Researchers from the Intelligent Manufacturing and Precision Machining Laboratory, Department of Mechanical Engineering, Tsinghua University, have proposed a new algorithm structure called FIP (Fast Inertial Poser) based on six inertial sensors, which brings a new approach for deployment on portable terminals. The method consists of two stages: joint position estimation and kinematic inverse solution. Compared to previous methods, the main reasons for the efficiency improvement of this method are: firstly, eliminating additional optimization designs; secondly, based on the "minimum measurement principle," enhancing the expression ability of the neural network structure by considering human shape parameters (height, leg length, single arm length, and sex), using kinematic inverse solvers and a shared model of different sensors; thirdly, removing the bidirectional propagation mechanism of RNNs. In the position estimation stage, FIP uses three independent recurrent neural networks (RNNs) to estimate the positions of leaf nodes and the rest of the nodes. To make the model inference process closer to the real physical process, FIP uses a sensor-shared integration RNN to estimate the positions of leaf nodes. In addition, for each RNN, human parameter information is input into the algorithm network through embedding.

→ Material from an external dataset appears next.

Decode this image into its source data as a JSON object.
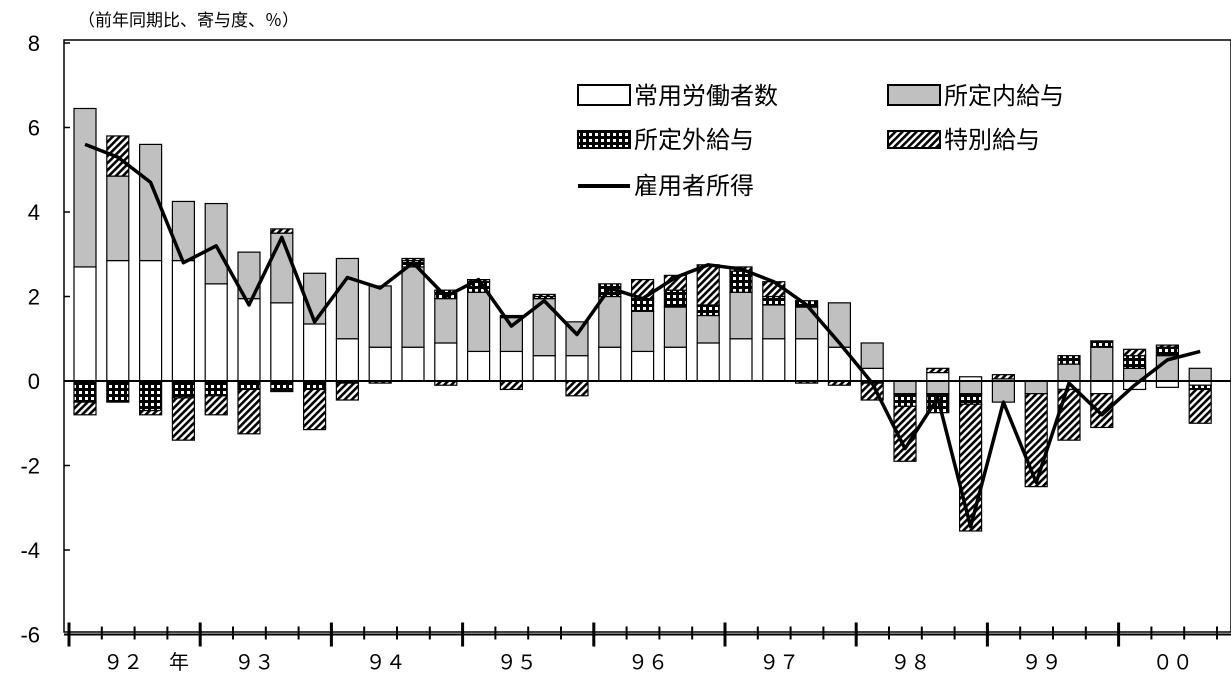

Figure 1. Illustration of FIP



The specific network design is illustrated in Figure 2, where the main sub-modules used are the unidirectional recurrent neural network (RNN) and the multi-layer perceptron (MLP). By inputting the human skeleton information into different modules to form human shape-related constraints, a special inverse kinematics solver based on the human kinematic tree is designed to help the model solve the rotation of joints in the current frame.


In experiments based on open-source datasets, FIP demonstrates reduced motion reconstruction latency and computation time while ensuring reconstruction accuracy. The computational time on a PC is only 2.7ms per frame, and it can run stably with a latency of 15ms and a frame rate of 65 FPS on the Nvidia NX2TX embedded computer. This provides a novel approach for real-time human motion reconstruction on mobile terminals.




Figure 2. Pipeline of FIP



This work was published in the journal "Nature Communications" on March 18, 2024 with the title "Fast Human Motion Reconstruction from Sparse Inertial Measurement Units Considering the Human Shape". The first author is Xiao Xuan, a master's graduate from the Department of Mechanical Engineering at Tsinghua University. The corresponding author is professor Zhang Jianfu, from the Department of Mechanical Engineering. Gong Ao, an undergraduate graduate from the Department of Mechanical Engineering, along with Professor Feng Pingfa, Associate Professor Wang Jianjian, and Assistant Researcher Zhang Xiangyu, all from the Department of Mechanical Engineering, participated in the research work. The research was funded by the Guoqiang Research Institute, Tsinghua University.